Der Widerspruch steckt schon in den Namen der Kontrahenten: "Bundeskartellamt" gegen "Facebook". Das klingt nach Büroklammern gegen Laptop, nach Provinz gegen Silicon Valley, nach David gegen Goliath. Und doch hat die deutsche Behörde mit Sitz in der alten Bundeshauptstadt Bonn dem weltweit operierenden Unternehmen aus Menlo Park eine Niederlage zugefügt. Ob es allerdings eine entscheidende ist, darf bezweifelt werden.

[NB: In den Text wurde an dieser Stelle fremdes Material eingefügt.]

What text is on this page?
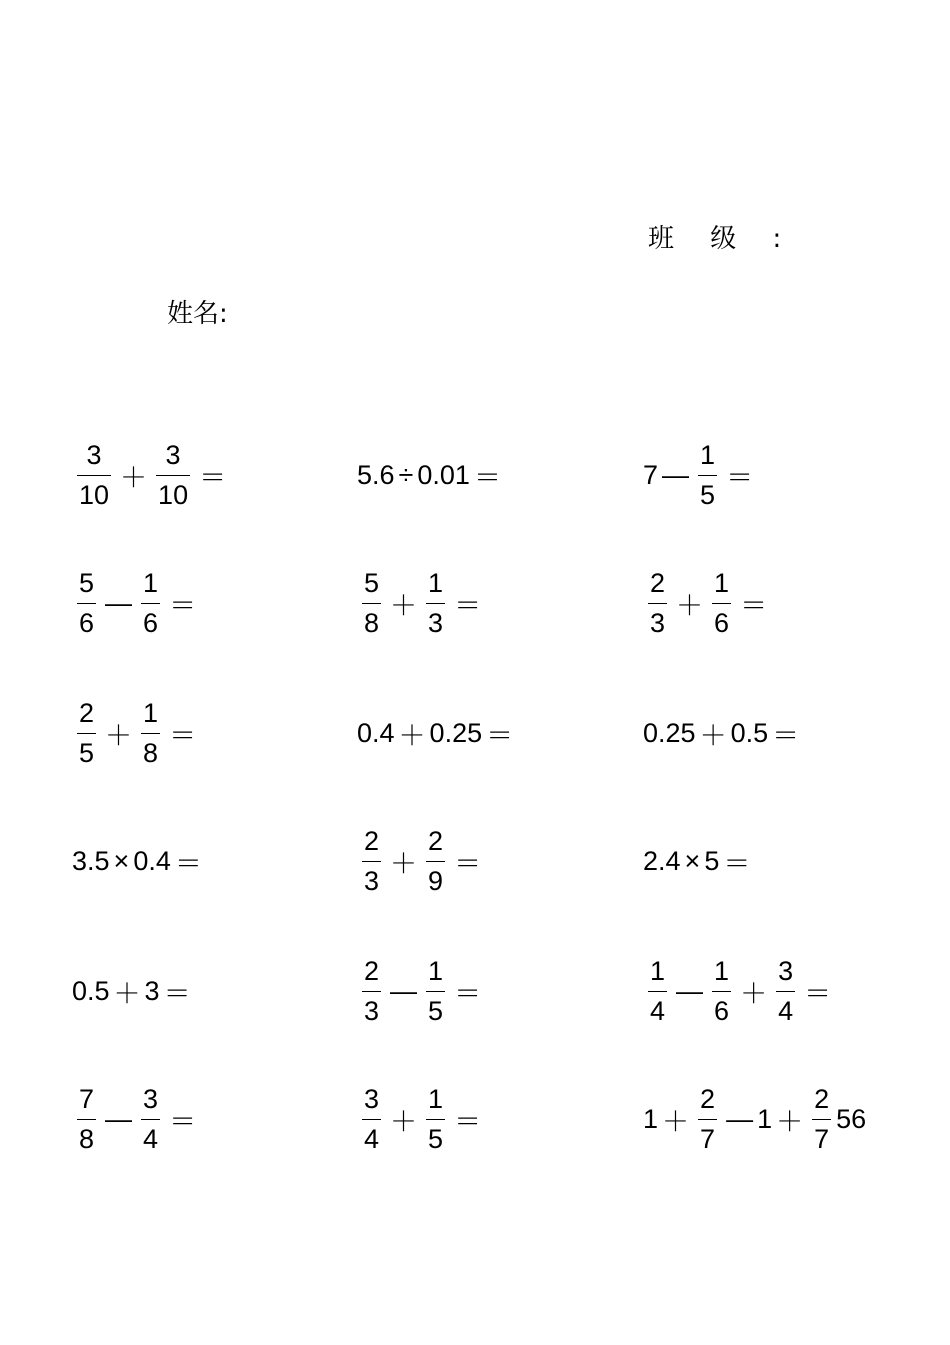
班 级 :
姓名:
$\frac{3}{10} + \frac{3}{10}$ ＝	5.6 ÷ 0.01 ＝	7 — $\frac{1}{5}$ ＝
$\frac{5}{6}$ — $\frac{1}{6}$ ＝	$\frac{5}{8} + \frac{1}{3}$ ＝	$\frac{2}{3} + \frac{1}{6}$ ＝
$\frac{2}{5} + \frac{1}{8}$ ＝	0.4 ＋ 0.25 ＝	0.25 ＋ 0.5 ＝
3.5 × 0.4 ＝	$\frac{2}{3} + \frac{2}{9}$ ＝	2.4 × 5 ＝
0.5 ＋ 3 ＝	$\frac{2}{3}$ — $\frac{1}{5}$ ＝	$\frac{1}{4}$ — $\frac{1}{6} + \frac{3}{4}$ ＝
$\frac{7}{8}$ — $\frac{3}{4}$ ＝	$\frac{3}{4} + \frac{1}{5}$ ＝	$1 + \frac{2}{7}$ — $1 + \frac{2}{7} 56$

Das Bundeskartellamt hat Facebook untersagt, außerhalb des Online-Netzwerks Daten seiner Nutzer zu sammeln - etwa über "Gefällt mir"-Buttons, die andere Webseiten anbieten, wenn die Nutzer dem nicht ausdrücklich zustimmen. Verboten wurde auch die ungefragte Zusammenführung von Daten von Instagram und WhatsApp mit denen aus Facebook - schließlich gehören alle Dienste zum Firmenimperium Mark Zuckerbergs. Der will dagegen alle drei Dienste noch enger zusammenführen, indem er die Messenger von Facebook, Instagram und WhatsApp zusammenlegt und damit einen noch größeren Datenpool schafft. Und das natürlich nicht, um uns Nutzern das Leben einfacher zu machen, sondern weil Daten die Geschäftsgrundlage seines Unternehmens mit 56 Milliarden Dollar Jahresumsatz sind.
Skandale über Skandale
Erinnern wir uns. Die Liste der Klagen gegen Facebook ist lang: vom Cambridge-Analytica-Datenskandal über die illegale Weitergabe sensibler Nutzerdaten an andere Unternehmen bis hin zur Installation von Spionage-Apps oder dem fortgesetzten Versuch, Kinder dazu zu verleiten, Geld für Online-Spiele auszugeben, die vordergründig gratis sind. Datenschützer laufen seit Jahren gegen diese Praxis Sturm, ohne dass sie was dagegen ausrichten können. Und von Zuckerberg kommt ein kurzes "Sorry", mehr nicht.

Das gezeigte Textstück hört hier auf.